Qual o maior perigo: Trump ou os inimigos de Trump?
Trump é considerado (pela esquerda) um perigo para a democracia. Mas os anti-trumpistas não parecem menos perigosos. Entre a mentira e o assédio, os anti-trumpistas vão fazendo o que dizem que Trump fez ou vai fazer.
Vivemos numa época de sanções preventivas: Obama teve um Prémio Nobel da Paz com uns meses de presidência, sem tempo para fazer fosse o que fosse; da mesma maneira, Donald Trump já está sentado no Tribunal de Nuremberga antes mesmo de tomar posse. O que é que tanta gente tem contra Trump?

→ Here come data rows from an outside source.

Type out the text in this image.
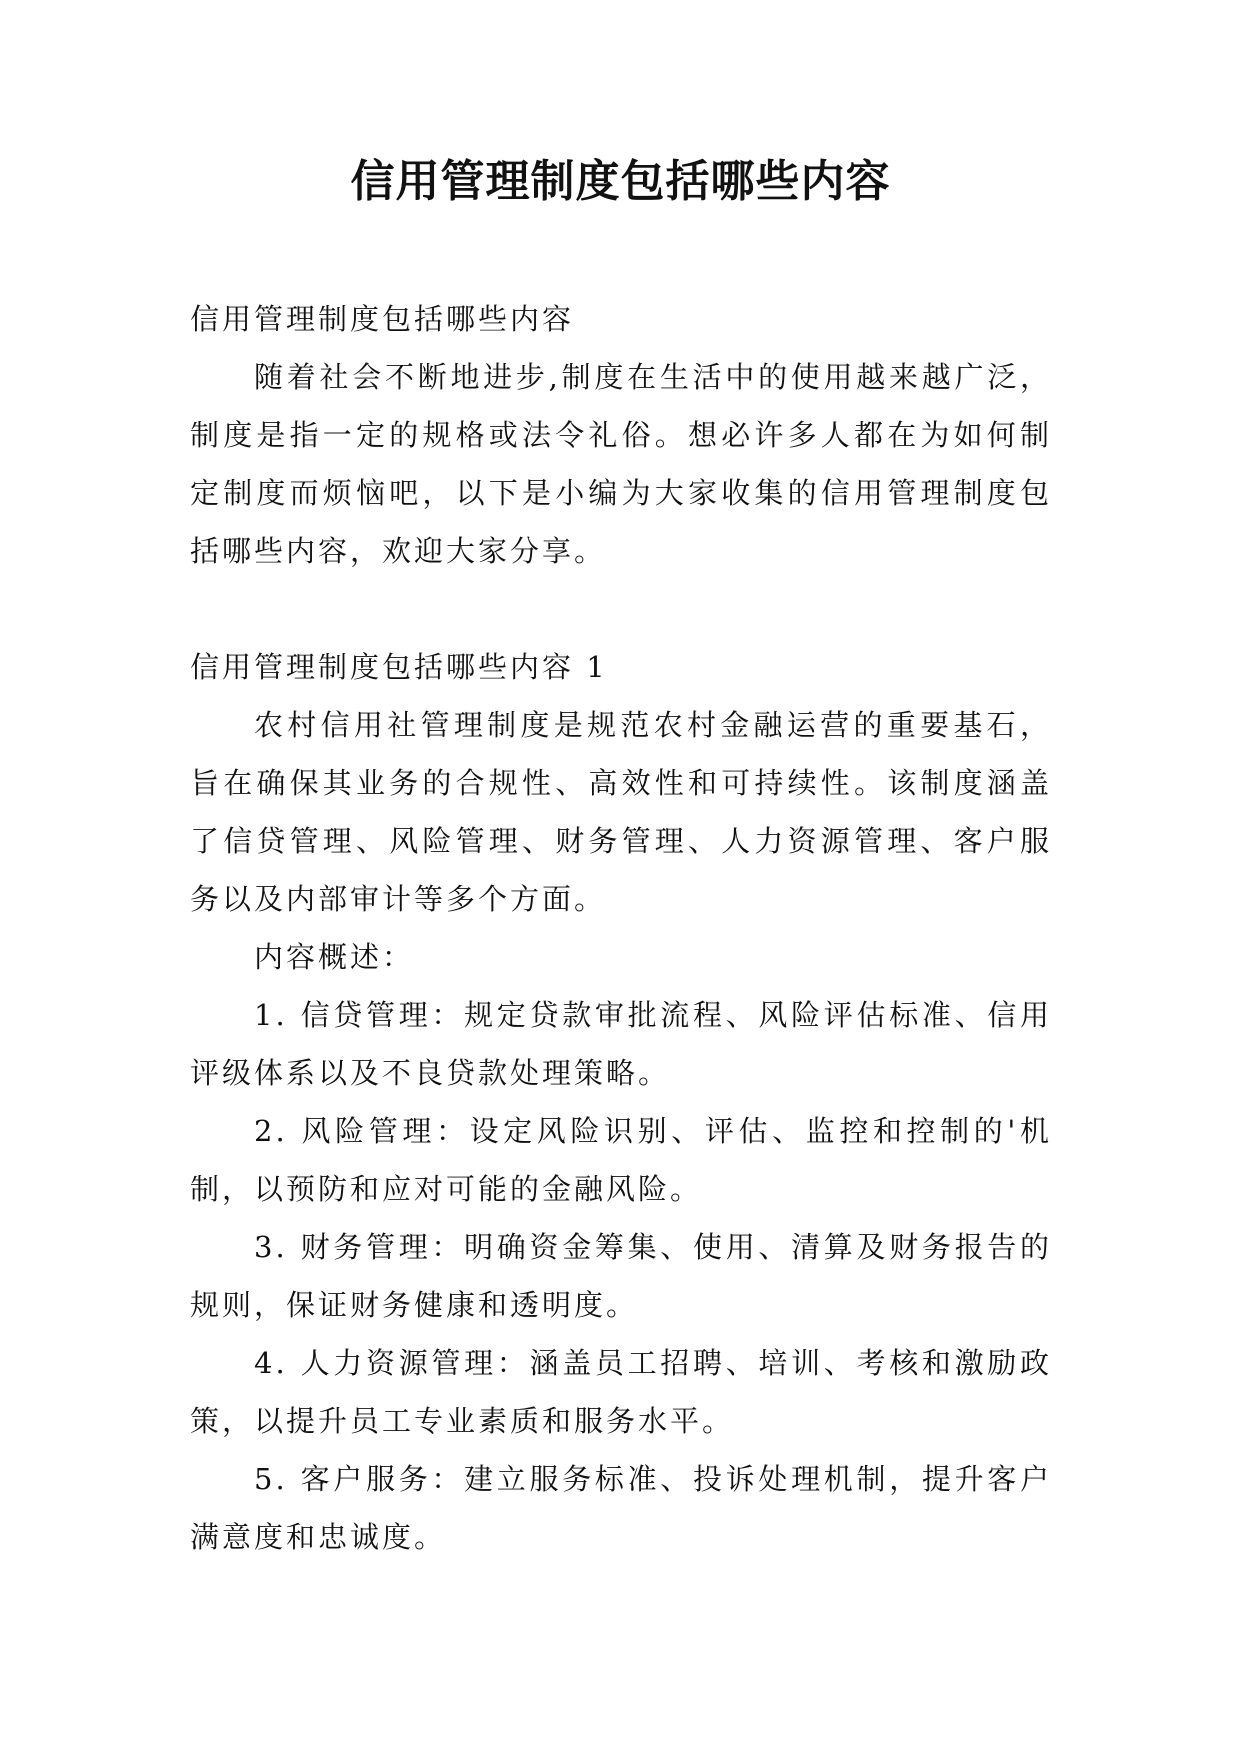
信用管理制度包括哪些内容

信用管理制度包括哪些内容

随着社会不断地进步,制度在生活中的使用越来越广泛，制度是指一定的规格或法令礼俗。想必许多人都在为如何制定制度而烦恼吧，以下是小编为大家收集的信用管理制度包括哪些内容，欢迎大家分享。

信用管理制度包括哪些内容 1

农村信用社管理制度是规范农村金融运营的重要基石，旨在确保其业务的合规性、高效性和可持续性。该制度涵盖了信贷管理、风险管理、财务管理、人力资源管理、客户服务以及内部审计等多个方面。

内容概述：

1. 信贷管理：规定贷款审批流程、风险评估标准、信用评级体系以及不良贷款处理策略。

2. 风险管理：设定风险识别、评估、监控和控制的'机制，以预防和应对可能的金融风险。

3. 财务管理：明确资金筹集、使用、清算及财务报告的规则，保证财务健康和透明度。

4. 人力资源管理：涵盖员工招聘、培训、考核和激励政策，以提升员工专业素质和服务水平。

5. 客户服务：建立服务标准、投诉处理机制，提升客户满意度和忠诚度。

Se bem se lembram, uma das coisas em desfavor de Trump durante a campanha foi a possibilidade de ele nunca aceitar a vitória de Hillary Clinton. Que mais clara prova podia haver de “fascismo” do que a tentativa de subverter uma eleição? Mas o mundo era assim quando a presidência parecia ganha para Clinton. Porque logo que Trump, contra toda a sabedoria científica e mediática, teve o desplante de vencer, o mundo mudou imediatamente, e passou a ser sinal de probidade democrática resistir à escolha do eleitorado e pôr em causa a autenticidade do processo.
Não bastou aos anti-trumpistas considerar Trump um mau candidato, ou lamentar a sua eleição. Precisaram de o deslegitimar. Numa primeira fase, foi acusado de ser o presidente votado pelos pobres e pelos ignorantes. Não se percebia onde os anti-trumpistas queriam chegar: voltar aos regimes censitários do século XIX? Numa segunda fase, descobriram outra história: Trump não teria sido afinal eleito pelos americanos, mas nomeado por decreto de Vladimir Putin. Mais uma vez, não se percebe o objectivo: sugerir que, afinal, a democracia americana é um teatro de marionetas manipuladas à vontade pelo Kremlin? Quem é que, afinal, quer voltar os cidadãos contra o sistema democrático?
Tem sido costume rasgar as vestes por causa da ameaça de Trump à democracia. Mas os anti-trumpistas não parecem menos perigosos. Não é apenas a sua indisponibilidade para reconhecer eleições. É também o à-vontade com que, há umas semanas, citavam os relatórios “impossíveis de verificar” do BuzzFeed, porque, imagine-se, Trump também usara “notícias falsas”. A estratégia anti-trumpista é esta: acusar Trump de certos métodos maldosos, para depois recorrer aos mesmos métodos, com a desculpa criada pela acusação inicial. Viu-se ainda isso na orquestra de insultos e ameaças a que foram sujeitos os artistas alinhados para as festas da tomada de posse. A jovem cantora que aceitou cantar o hino tem uma irmã transgénero, que foi logo coberta de injúrias homofóbicas pelos anti-trumpistas. Ou seja, entre a intolerância, a mentira e o assédio, os anti-trumpistas vão praticando o que clamam que Trump fez ou fará mais tarde. Se estes são os defensores da democracia, então a democracia não precisa de inimigos.
No meio deste circo, vão passando, sem muito debate, as más ideias de Trump: as suas dúvidas sobre o comércio livre, que deixaram o líder do Partido Comunista Chinês como último advogado da globalização, ou as suas incertezas sobre as alianças dos EUA, que ainda podem tornar Putin mais ousado. Mas percebe-se porque não há grande discussão. É que essas são também as ideias dos anti-trumpistas, onde estão os grandes inimigos da liberdade económica e do “imperialismo americano”. Mais ainda: são ideias que correspondem, na sua essência, a inclinações de Obama, que entregou metade da Ucrânia e a Síria a Putin, ou a cedências de Clinton, que acabou a sua campanha a prometer afundar os grandes tratados de comércio. Se os EUA se distanciarem do mundo, pondo em causa os fundamentos internacionais da prosperidade e da liberdade, o primeiro capítulo da história desse distanciamento não será a presidência de Donald Trump.
É de bom tom preocuparmo-nos com Trump. Mas em que sentido é o novo presidente americano verdadeiramente preocupante? No sentido em que as más tendências e as péssimas ideias que agora toda a gente finge que são exclusivo de Trump não começaram com ele e não acabam nele.